An AI dilemma: how to implement generative AI tools safely and ethically

Posted on August 21, 2023 by Dan Ciruli

CNCF projects highlighted in this post

Member post by Dan Ciruli, VP of Product at D2iQ

Artificial intelligence is being used in all sorts of ways, from chatbots and virtual assistants to self-driving cars, and 97% of business owners believe that ChatGPT will help their business. But with any new technology, there are concerns about safety and ethics – and it’s no different with AI.

Some business leaders have recently called for a six-month pause on the development of new models more powerful than GPT-4, warning of “profound risks to society and humanity.” With the introduction of the Biden Administration roadmap to promote responsible innovation and focus investment in AI research and development, it’s clear that these risks must be properly mitigated to ensure that safety and the public good remain at the center of all innovation.

For companies looking to adopt AI on an enterprise level, there is hesitation on the longevity and safety of new generative AI tools, which poses a necessary question – is all AI bad? What ethical concerns do we need to be aware of?

As we work to identify answers to these questions, there are tangible steps that can be taken to avoid risking possible ethical dilemmas brought on by data bias. Companies using generative AI must be cognizant of the potential damage that bias can cause and, while large language models (LLMs) are useful, they rely on large sets of data that must be reliable and unbiased.

Ethical challenges of AI

While ChatGPT and other new AI-generated tools are tempting, and the opportunities seem endless, integrating them into existing products without caution and careful review can reinforce existing stereotypes and discriminatory practices. These generative AI models rely on large sets of data to form their reasonings and explanations, and if those data sets are flawed, biases will be reflected in the responses and work it produces.

Data bias used to train these tools can lead to catastrophic results, which is one of the many reasons why an ethical code must be developed and enforced among organizations creating, adopting and integrating these tools into existing products and platforms. For instance, a study by two researchers at the University of Washington found that ChatGPT perpetuates gender stereotypes for occupations across several different spoken languages.

How to harness the benefits of AI – without causing harm

Avoid bias

The most obvious step in creating AI tools that do not suffer bias is to ensure that the data on which the AI is trained does not have bias. This is at odds with models that are trained on the public internet; there is no way to ensure that data pulled randomly from the internet can be free of bias (and, in fact, virtually guarantees that bias will exist).
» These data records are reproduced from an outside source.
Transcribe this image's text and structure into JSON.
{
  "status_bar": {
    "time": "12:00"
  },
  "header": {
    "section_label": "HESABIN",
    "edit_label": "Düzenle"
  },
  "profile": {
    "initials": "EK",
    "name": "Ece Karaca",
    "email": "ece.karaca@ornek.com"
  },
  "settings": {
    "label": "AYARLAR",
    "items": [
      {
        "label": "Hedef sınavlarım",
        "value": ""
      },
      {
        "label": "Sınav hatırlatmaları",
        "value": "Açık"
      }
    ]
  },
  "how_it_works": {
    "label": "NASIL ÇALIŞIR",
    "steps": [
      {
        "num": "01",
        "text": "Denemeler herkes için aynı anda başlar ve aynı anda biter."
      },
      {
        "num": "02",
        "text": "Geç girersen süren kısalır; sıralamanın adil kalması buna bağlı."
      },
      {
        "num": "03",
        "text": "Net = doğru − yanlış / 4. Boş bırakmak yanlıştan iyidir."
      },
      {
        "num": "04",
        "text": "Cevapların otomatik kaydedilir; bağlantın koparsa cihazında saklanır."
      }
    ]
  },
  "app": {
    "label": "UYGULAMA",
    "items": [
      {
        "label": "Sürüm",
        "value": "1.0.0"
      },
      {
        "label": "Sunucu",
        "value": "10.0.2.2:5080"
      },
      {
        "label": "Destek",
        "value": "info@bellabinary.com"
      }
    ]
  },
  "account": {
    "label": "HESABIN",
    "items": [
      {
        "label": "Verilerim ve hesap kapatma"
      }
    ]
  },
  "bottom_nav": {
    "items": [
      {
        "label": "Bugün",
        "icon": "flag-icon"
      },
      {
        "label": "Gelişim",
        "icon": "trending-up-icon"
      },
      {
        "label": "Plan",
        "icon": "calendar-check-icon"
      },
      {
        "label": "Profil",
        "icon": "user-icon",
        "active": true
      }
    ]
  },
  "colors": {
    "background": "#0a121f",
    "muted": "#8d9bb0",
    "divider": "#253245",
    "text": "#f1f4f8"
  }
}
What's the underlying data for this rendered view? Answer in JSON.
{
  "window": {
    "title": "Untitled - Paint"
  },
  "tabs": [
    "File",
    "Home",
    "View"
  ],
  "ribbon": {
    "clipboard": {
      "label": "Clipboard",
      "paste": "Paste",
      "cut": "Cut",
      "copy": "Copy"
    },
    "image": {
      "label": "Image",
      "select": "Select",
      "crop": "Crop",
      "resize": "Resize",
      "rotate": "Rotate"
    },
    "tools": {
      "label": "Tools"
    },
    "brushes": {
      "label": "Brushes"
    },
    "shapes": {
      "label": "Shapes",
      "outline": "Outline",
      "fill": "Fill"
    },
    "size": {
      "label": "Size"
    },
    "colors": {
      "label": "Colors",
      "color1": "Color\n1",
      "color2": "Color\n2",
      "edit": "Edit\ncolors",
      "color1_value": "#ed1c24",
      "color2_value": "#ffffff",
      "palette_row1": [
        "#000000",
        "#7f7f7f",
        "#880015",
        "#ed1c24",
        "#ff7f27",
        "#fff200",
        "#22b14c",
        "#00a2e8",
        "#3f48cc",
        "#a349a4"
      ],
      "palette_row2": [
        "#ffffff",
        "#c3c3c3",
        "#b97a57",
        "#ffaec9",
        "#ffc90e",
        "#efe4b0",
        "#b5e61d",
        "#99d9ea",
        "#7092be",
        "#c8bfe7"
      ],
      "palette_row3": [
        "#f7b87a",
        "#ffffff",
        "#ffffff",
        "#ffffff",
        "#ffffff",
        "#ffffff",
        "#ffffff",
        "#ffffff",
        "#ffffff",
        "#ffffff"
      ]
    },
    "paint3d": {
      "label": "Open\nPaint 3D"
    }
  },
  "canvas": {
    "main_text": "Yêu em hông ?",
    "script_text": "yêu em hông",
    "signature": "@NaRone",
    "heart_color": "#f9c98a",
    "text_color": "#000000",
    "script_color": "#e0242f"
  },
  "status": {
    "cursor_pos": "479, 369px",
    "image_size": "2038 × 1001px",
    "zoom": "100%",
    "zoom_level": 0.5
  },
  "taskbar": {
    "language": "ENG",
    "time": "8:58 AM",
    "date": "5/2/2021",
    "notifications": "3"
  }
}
However, when targeting very specific use cases, you can limit the input data and in turn, vet the training data for bias.

Choose use cases wisely

When deciding whether or not to use AI in a particular use case, think about whether and how AI might be affected by bias. You may find use cases that are much less likely to suffer from bias (for example, in my industry, generating Kubernetes YAML from an English description of a deployment topology) than others (for example, writing a job description for an engineering position, which could accidentally introduce gendered pronouns indicating bias).

Protect user privacy

We are more aware than ever of how data is being used – think about the number of times a day you get asked about “cookies” on a website. AI and language models represent yet another way that data can be used, and just like with waves of innovation that preceded this one, we need to ensure that we are protecting data privacy.

If you are planning on using user-submitted content as part of your training dataset, you must at least notify your users that their data can be used in that way. And ideally, you would allow users to opt-out of having their data used in training.

Be transparent about how AI is being used

While ChatGPT can be a useful tool and ease many monotonous and routine tasks, it is crucial to be transparent about AI usage – both internally and externally. A thorough understanding of not only how the work was created but also the data set that was used to inform the work is required to ensure proper fact-checking and bias-reducing actions can be taken.

Transparency can help police any bias and build trust with users by openly sharing information to inform employees, customers and users’ decisions based on their comfort and encouraging a two-way dialogue about the use of such tools.

Large-Language Models

LLMs are a powerful interactive tool for implementing ChatGPT and other generative AI tools. The best part? They can be trained on private and personalized data sets and models, mitigating many of the ethical issues that may arise in other use cases.

Enterprise companies looking to adopt generative AI can use LLMs to build AI-driven chatbots ranging from technical support portals to blog post generators. However, a disclaimer is needed here – like all code, whether it was written by a colleague, copied from Stack Overflow or generated by an LLM, it must be carefully reviewed and tested before put into production.

While it is important for the industry as a whole to take steps to ensure ethical models are being enforced, companies themselves must also take on the responsibility of reducing bias when implementing new generative AI tools. As the generative AI landscape continues to evolve and new models are introduced to the market, companies should keep a close eye on not only how these new models can benefit their organizations, but also the broader impacts of implementing these technologies on a larger scale.